Все остальное вспоминалось ей словно во сне: она влетела в какую-то комнату, хотела спросить про тех, кто ходит в касках с фонарями и среди бела дня, но отчего-то напористо и внятно заявила о том, что хотелось бы ей обрести в их нежилом фонде помещение пригодное для мастерской художника.

"Так не бывает", — твердили в Союзе Художников — "Они никогда не показывают своих пустующих помещений". Но так было. И только после того, как женщина с внимательными глазами много страдавшего человека сопроводила их к соседнему дому и показала просторный, хотя и требующий ремонта полуподвал, Виктория спросила о спелеологах. Конечно же, техник смотритель не могла не знать, кто и где расположился в нежилых помещениях, она сразу поняла, что речь идет не о клубе спелеологов, а о фирме промышленного альпинизма и указала адрес. И действительно этой фирмой заправлял приятель детства Виктории — по кличке Бен. Снимала его фирма не трехэтажный особняк, а три комнаты в шестиэтажном доме на пятом этаже. Одно было верно — дом находился во дворе слева от Тверской, если стоять лицом к центру. Но Виктория уже не обзывала Спиина идиотом. Его слова: "Вот увидишь, у тебя будет мастерская" — сбылись. Она уже видела свою мастерскую. Оставалось взять справки поэтажного плана и прочего в БТИ, затем пройти конкурс в ГОСКОМИМУЩЕСТВО, но хотя усилий, для того чтобы добиться её требовалось немало, ничто теперь не пугало и не раздражало её.

На следующий же день, зайдя в союз художников, и взяв соответствующий запрос, она отстояла очередь в окошечко БТИ — Бюро Технической Инвентаризации в надежде получить план подвала. Но такового не оказалось. Пришлось оплатить мизерный счет за вызов человека замерщика и ждать, когда он позвонит, чтобы выехать на объект.

Телефон всегда был при Виктории, поэтому она не боялась в свободное от своего молочного бизнеса время бродить по всевозможным выставкам и прочим бомондам. По вечерам во вторник обычно не было запланированных сборищ в галереях, поэтому она посещала знакомых и малознакомых художников, жадно слушая их рассказы о том, как они в свое время преуспели, как снова упали на привычный уровень, как перебиваются от покупателя к покупателю, обрастая по ходу дела долгами. Но в четверг случалось, что между шестью вечера и девятью, надо было поспеть в три, а порой и пять мест. Почему-то именно в это день работали на полную катушку и галерея современного искусства, и тусовка гениев двадцатого века при библиотеке Чехова, где собирались и графики, поэты и прозаики воедино за прослушиванием какого-либо супертекста. И галерея Гельмана, как бы просыпалась от своего недельного замкнутого бреда, обычно, именно в этот день.

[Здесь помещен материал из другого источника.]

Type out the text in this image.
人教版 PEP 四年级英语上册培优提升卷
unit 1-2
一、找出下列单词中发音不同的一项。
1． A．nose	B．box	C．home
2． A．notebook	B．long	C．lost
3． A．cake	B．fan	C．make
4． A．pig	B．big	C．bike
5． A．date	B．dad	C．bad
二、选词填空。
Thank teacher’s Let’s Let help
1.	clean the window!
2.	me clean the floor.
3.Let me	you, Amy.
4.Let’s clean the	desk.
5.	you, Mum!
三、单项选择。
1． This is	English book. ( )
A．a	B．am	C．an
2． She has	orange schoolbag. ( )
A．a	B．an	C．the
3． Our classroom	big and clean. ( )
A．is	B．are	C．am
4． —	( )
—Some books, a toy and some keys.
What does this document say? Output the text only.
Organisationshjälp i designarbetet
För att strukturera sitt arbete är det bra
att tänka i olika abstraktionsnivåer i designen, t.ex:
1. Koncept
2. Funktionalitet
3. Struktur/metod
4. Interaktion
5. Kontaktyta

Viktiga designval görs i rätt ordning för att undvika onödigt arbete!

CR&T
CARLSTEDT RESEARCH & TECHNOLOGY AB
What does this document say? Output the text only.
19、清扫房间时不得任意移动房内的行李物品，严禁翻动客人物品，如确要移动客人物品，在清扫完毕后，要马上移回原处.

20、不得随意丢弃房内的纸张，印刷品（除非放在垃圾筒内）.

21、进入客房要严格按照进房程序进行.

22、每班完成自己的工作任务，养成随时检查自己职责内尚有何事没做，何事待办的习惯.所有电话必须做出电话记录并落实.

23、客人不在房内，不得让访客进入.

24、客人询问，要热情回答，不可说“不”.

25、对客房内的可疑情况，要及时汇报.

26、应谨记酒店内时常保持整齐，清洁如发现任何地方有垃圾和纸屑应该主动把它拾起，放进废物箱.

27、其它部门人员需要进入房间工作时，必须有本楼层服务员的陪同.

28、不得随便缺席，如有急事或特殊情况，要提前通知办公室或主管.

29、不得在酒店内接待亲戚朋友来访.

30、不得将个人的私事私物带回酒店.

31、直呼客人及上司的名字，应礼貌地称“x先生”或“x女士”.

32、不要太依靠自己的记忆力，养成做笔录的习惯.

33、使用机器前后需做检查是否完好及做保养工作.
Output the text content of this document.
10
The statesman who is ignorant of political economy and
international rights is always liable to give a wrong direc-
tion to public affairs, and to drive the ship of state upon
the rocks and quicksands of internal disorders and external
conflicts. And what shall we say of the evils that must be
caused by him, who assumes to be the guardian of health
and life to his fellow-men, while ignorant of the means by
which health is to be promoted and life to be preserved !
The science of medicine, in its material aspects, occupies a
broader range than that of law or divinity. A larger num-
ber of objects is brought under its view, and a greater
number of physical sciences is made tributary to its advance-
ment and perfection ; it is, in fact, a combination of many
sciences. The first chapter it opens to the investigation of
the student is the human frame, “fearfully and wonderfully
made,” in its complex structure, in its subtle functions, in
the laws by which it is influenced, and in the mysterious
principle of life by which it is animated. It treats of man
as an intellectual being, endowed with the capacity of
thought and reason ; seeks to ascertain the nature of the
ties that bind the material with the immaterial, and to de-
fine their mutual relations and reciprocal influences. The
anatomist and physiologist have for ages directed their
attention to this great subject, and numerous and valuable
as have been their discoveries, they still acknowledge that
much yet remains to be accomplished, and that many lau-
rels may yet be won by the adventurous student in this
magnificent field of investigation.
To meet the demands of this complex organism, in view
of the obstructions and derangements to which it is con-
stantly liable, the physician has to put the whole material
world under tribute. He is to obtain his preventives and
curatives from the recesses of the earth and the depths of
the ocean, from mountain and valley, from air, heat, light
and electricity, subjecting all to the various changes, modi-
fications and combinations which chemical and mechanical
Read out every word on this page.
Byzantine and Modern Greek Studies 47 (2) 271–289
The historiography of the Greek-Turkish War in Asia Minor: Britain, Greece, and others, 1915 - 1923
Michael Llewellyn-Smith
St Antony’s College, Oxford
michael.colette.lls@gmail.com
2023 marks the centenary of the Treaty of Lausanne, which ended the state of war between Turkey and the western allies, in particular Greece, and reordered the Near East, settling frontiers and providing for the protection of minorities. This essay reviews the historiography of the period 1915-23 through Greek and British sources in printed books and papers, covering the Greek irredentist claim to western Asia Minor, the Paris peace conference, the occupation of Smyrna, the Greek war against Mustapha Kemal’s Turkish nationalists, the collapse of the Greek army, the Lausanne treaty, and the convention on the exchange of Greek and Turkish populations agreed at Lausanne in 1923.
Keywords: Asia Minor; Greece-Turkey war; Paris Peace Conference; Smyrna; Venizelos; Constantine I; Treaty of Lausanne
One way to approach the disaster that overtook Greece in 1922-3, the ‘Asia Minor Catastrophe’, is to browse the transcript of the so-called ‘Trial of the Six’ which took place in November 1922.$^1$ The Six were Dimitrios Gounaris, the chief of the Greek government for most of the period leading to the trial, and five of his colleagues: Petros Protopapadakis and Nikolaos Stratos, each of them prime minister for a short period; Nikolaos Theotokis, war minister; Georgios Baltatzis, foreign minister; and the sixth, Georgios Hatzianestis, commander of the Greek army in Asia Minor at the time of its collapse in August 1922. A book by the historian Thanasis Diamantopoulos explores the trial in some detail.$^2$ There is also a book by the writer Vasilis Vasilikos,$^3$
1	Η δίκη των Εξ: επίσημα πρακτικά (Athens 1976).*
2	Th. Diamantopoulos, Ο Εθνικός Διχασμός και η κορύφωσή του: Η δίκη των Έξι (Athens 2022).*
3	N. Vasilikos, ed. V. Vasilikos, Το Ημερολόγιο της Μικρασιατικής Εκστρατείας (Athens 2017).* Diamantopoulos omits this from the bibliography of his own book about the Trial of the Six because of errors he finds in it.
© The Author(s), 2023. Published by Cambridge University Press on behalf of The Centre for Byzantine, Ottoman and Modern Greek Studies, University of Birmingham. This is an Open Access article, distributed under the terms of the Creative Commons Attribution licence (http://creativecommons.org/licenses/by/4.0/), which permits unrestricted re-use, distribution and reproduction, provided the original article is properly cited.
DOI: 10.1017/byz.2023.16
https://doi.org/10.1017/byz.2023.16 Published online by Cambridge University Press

Но посещение наиболее активных галерей ничего не дало.

— Вы занимаетесь чистым искусством! — говорил ей бледный юноша, похожий на Раскольникова и, если судить по внешнему виду, то можно было подозревать, что весь концептуализм его скорее заключался в мании убить старушку за двадцать копеек, и на попытки усовестить, отвечать согласно анекдоту: "А чего — пять бабушек рубль". — Это был некий Кока Звездобред. Прославившийся в свое время бредовой акцией в Париже.

— …А мы занимаемся смежным искусством. Наша выставка вся должна шевелиться — подергаешь за веревочку — и все пошло, поехало.

— Но мои фигуры не помешают вам на стенах, они тоже полны динамики. Они только усилят вашу композицию — Упорствовала Виктория.

— Помешают. Их нельзя подергать за веревочку. А внимание отвлекут.

— А где-нибудь кто-нибудь выставляет чистое искусство?

— Может, и выставляют, но они меня не интересуют. Меня интересует конкретное движение.